2026 PGA Championship

Rose’s season thus far has had its highs and lows.

In his second start of the year, he won the Farmers Insurance Open at Torrey Pines.

Rose had missed cuts at Riviera and Bay Hill before he tied for 13th at the Players Championship in March and then tied for third at the Masters.

That Masters finish, however, stung as it added to his heartbreak at Augusta National where he’s finished in the top-3 on four occasions, but never won. Rose had a two-shot lead at the turn in the final round before bogeys at 11 and 12 and he wasn’t able to bounce back.

In his last two starts – the Cadillac Championship and the Truist Championship – Rose finished T65 and T45, respectively.

Chalk it up to the Masters letdown.

“Listen, I think after The Masters I went home and there was a lot to absorb there, that was a tough loss,” he explained. “I think, to be honest with you, the first two weeks back have been just about finding my feet again, to be honest with you. So I really don't feel like I've been sort of neglecting any part of my game. I don't feel like there's been a lot of other distractions to other elements of my game. I just think that there's cycles of form and there's cycles of things you got to work through mentally. And I feel like I've done a nice job of that now and I feel like this week I feel like the enthusiasm and the energy's coming back to kind of want to compete. Obviously you want to compete well every single week but there's sometimes it's just different dynamics that are going on behind the scenes that make it just a little bit more than just ticking boxes and yeah sometimes a little bit deeper than that. But I feel like this week I feel just a little bit more switched on and ready to go.”

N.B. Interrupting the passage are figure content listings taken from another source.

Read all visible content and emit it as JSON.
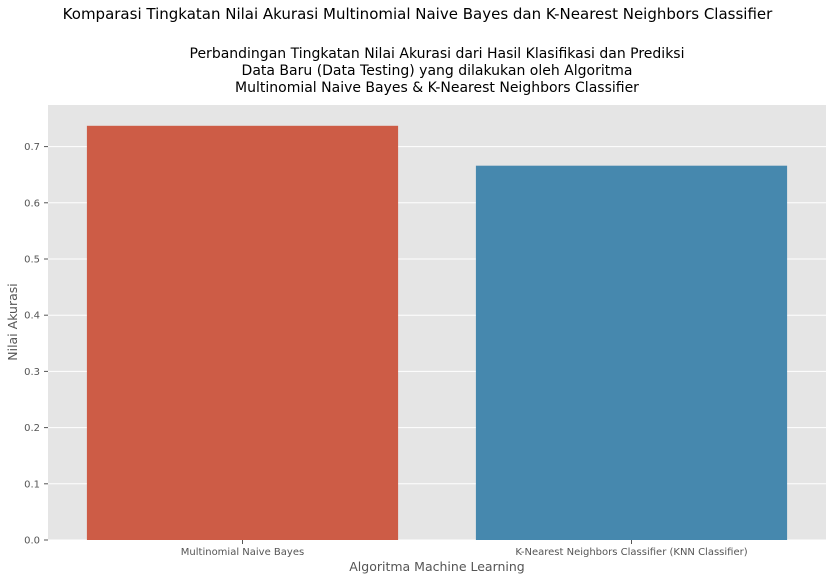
{
  "figure": {
    "suptitle": "Komparasi Tingkatan Nilai Akurasi Multinomial Naive Bayes dan K-Nearest Neighbors Classifier"
  },
  "chart_data": {
    "type": "bar",
    "title": "Perbandingan Tingkatan Nilai Akurasi dari Hasil Klasifikasi dan Prediksi\nData Baru (Data Testing) yang dilakukan oleh Algoritma\nMultinomial Naive Bayes & K-Nearest Neighbors Classifier",
    "xlabel": "Algoritma Machine Learning",
    "ylabel": "Nilai Akurasi",
    "categories": [
      "Multinomial Naive Bayes",
      "K-Nearest Neighbors Classifier (KNN Classifier)"
    ],
    "values": [
      0.737,
      0.666
    ],
    "colors": [
      "#cd5c46",
      "#4688ae"
    ],
    "ylim": [
      0,
      0.774
    ],
    "yticks": [
      0.0,
      0.1,
      0.2,
      0.3,
      0.4,
      0.5,
      0.6,
      0.7
    ],
    "ytick_labels": [
      "0.0",
      "0.1",
      "0.2",
      "0.3",
      "0.4",
      "0.5",
      "0.6",
      "0.7"
    ],
    "grid": true,
    "background": "#e5e5e5",
    "grid_color": "#ffffff",
    "tick_color": "#555555"
  }
}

The longevity of success in Rose’s career has been remarkable. He bursts onto the scene with a T4 in the Open Championship at Royal Birkdale as an amateur in 1998. Shortly after, he turned professional and endured 21 consecutive missed cuts.

But he kept grinding – as he has every year since. That grinding has produced 13 PGA Tour wins to go along with 11 European Tour wins and seven Ryder Cup appearances for Team Europe.

It wasn’t all that long ago when golfers in their mid-40s were on the back nine of their career. That’s far from the case these days and Rose is a prime example of someone who always does whatever is required to dig deep for that little extra.

He recently made an iron change, something he sees as no big deal, estimating it’s somewhere around his eighth set of irons in the last five seasons. On Tuesday, a reporter asked if Rose had any trepidation about disrupting a successful formula.

“No, because I don't think the formula is to do with any luck or superstition or stuck in my ways,” he said. “It's about always pushing myself to be better. That's why I'm here. That's why I'm here at 45. I'm not here at 45 because I've done the same things over the last 10 years. Because I'm always doing something different, I'm always pushing myself, I'm always finding one percents. That's what makes it exciting. That's the only reason I'm sitting here talking to you is because I've done a good job of grinding and finding improvement. Because obviously everyone out here is getting better. These young guys, the level on Tour has just I think really gone so much stronger in the last 10 years. So if you're staying the same, you are going backwards.”

If there’s one thing to know about Rose, it’s that he’s never been content with staying the same.